As tornado season approaches, university officials said they want students to feel prepared and capable in extreme weather situations.
Because of this winter’s weak La Niña, the state should expect about 20 tornadoes in April and the same amount in May, said Damon Lane, chief meteorologist for KOCO 5 News, in a forecast report.
La Niña refers to a warming of the ocean’s surface, typically causing warmer temperatures during winter, which leads to disruption in air movements and precipitation.
In Oklahoma, a weak La Niña usually means an increase in April tornadoes instead of the usual greater concentration in May, Lane said. The last weak La Niña occurred in 2012, when the state saw 54 tornadoes in April and only three in May.
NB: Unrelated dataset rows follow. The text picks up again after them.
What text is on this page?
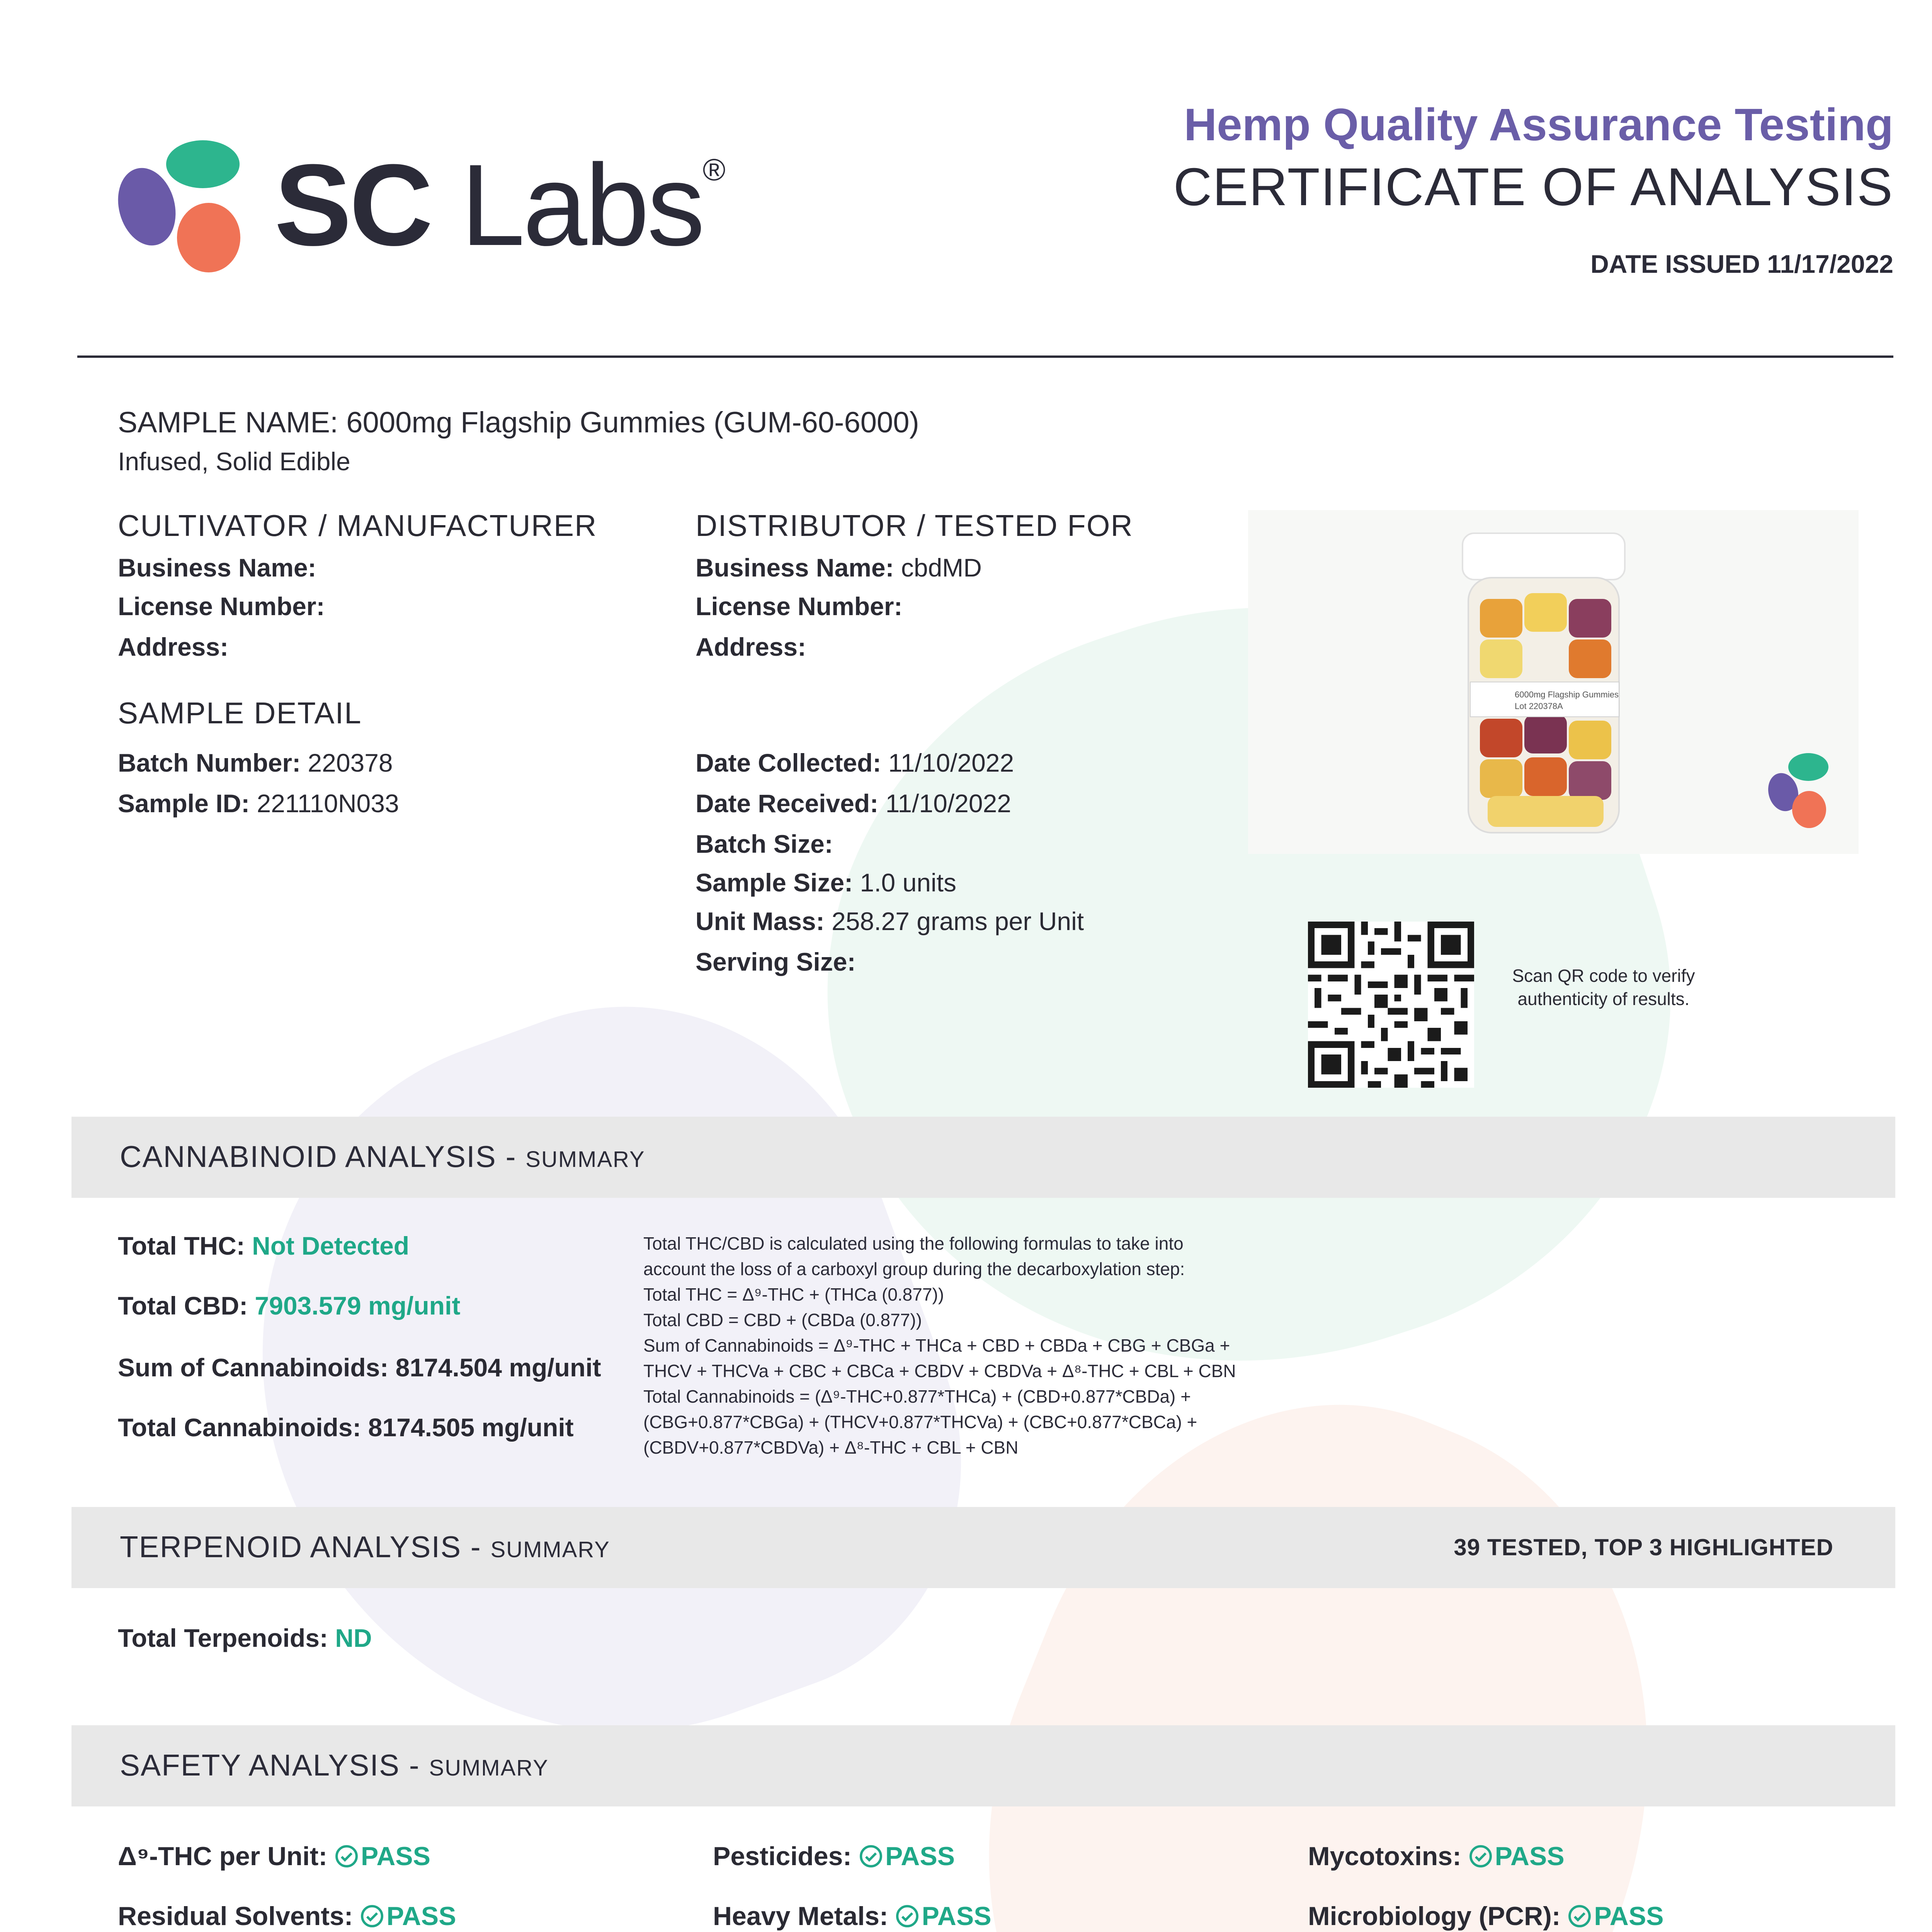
SC Labs®
Hemp Quality Assurance Testing
CERTIFICATE OF ANALYSIS
DATE ISSUED 11/17/2022
SAMPLE NAME: 6000mg Flagship Gummies (GUM-60-6000)
Infused, Solid Edible
CULTIVATOR / MANUFACTURER
Business Name:
License Number:
Address:
DISTRIBUTOR / TESTED FOR
Business Name: cbdMD
License Number:
Address:
SAMPLE DETAIL
Batch Number: 220378
Sample ID: 221110N033
Date Collected: 11/10/2022
Date Received: 11/10/2022
Batch Size:
Sample Size: 1.0 units
Unit Mass: 258.27 grams per Unit
Serving Size:
6000mg Flagship Gummies
Lot 220378A
Scan QR code to verify
authenticity of results.
CANNABINOID ANALYSIS - SUMMARY
Total THC: Not Detected
Total CBD: 7903.579 mg/unit
Sum of Cannabinoids: 8174.504 mg/unit
Total Cannabinoids: 8174.505 mg/unit
Total THC/CBD is calculated using the following formulas to take into
account the loss of a carboxyl group during the decarboxylation step:
Total THC = Δ⁹-THC + (THCa (0.877))
Total CBD = CBD + (CBDa (0.877))
Sum of Cannabinoids = Δ⁹-THC + THCa + CBD + CBDa + CBG + CBGa +
THCV + THCVa + CBC + CBCa + CBDV + CBDVa + Δ⁸-THC + CBL + CBN
Total Cannabinoids = (Δ⁹-THC+0.877*THCa) + (CBD+0.877*CBDa) +
(CBG+0.877*CBGa) + (THCV+0.877*THCVa) + (CBC+0.877*CBCa) +
(CBDV+0.877*CBDVa) + Δ⁸-THC + CBL + CBN
TERPENOID ANALYSIS - SUMMARY	39 TESTED, TOP 3 HIGHLIGHTED
Total Terpenoids: ND
SAFETY ANALYSIS - SUMMARY
Δ⁹-THC per Unit: PASS	Pesticides: PASS	Mycotoxins: PASS
Residual Solvents: PASS	Heavy Metals: PASS	Microbiology (PCR): PASS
Students will receive texts or emails via the Blue Alert emergency notification system in the case of severe weather that warrants class cancellation or university closure. Provost Kent Buchanan makes all decisions regarding closings and delays. If classes continue and students do not feel safe traveling to campus, they should contact individual professors about how to make up missed work, according to the university’s inclement weather policy.
Lee Brown, university risk manager, encouraged students to stay weather aware.
“It’s not as likely as you think it’s going to be, but if sirens sound near campus, take shelter and remain calm,” Brown said. “Remember that Oklahoma County has a new siren policy, so if you hear a siren on campus, it means the tornado is in this section of the county.”
The policy, adopted in late 2015, divides Oklahoma County into zones. If the National Weather Service issues a tornado warning for an area, sirens will only sound in that zone, as opposed to the entire county as it did before.
A tornado warning means that a tornado was sighted or shown on a radar, whereas a tornado watch means that weather conditions exist for a tornado to develop.
Some students said they do not feel in danger around tornadoes, even during a warning.
“They don’t freak me out as much as they should because they don’t really ever get to campus,” said Shelby McCarver, acting sophomore. “But, if I were in a tornado, I would want to go to Bass. There’s something I like about the idea of sleeping wrapped in a blanket in a practice room while a music major lulls me to sleep.”
The best protection during a tornado warning is an underground shelter or steel-framed building. The school’s crisis management plan directs students to avoid gymnasiums and auditoriums with large, less supported roofs.
If someone does not have time to find a basement, they should go to their building’s ground floor, find a central room away from windows and take cover under heavy furniture. In an outdoor situation where there is no time to reach a building, take cover and lie in a ditch.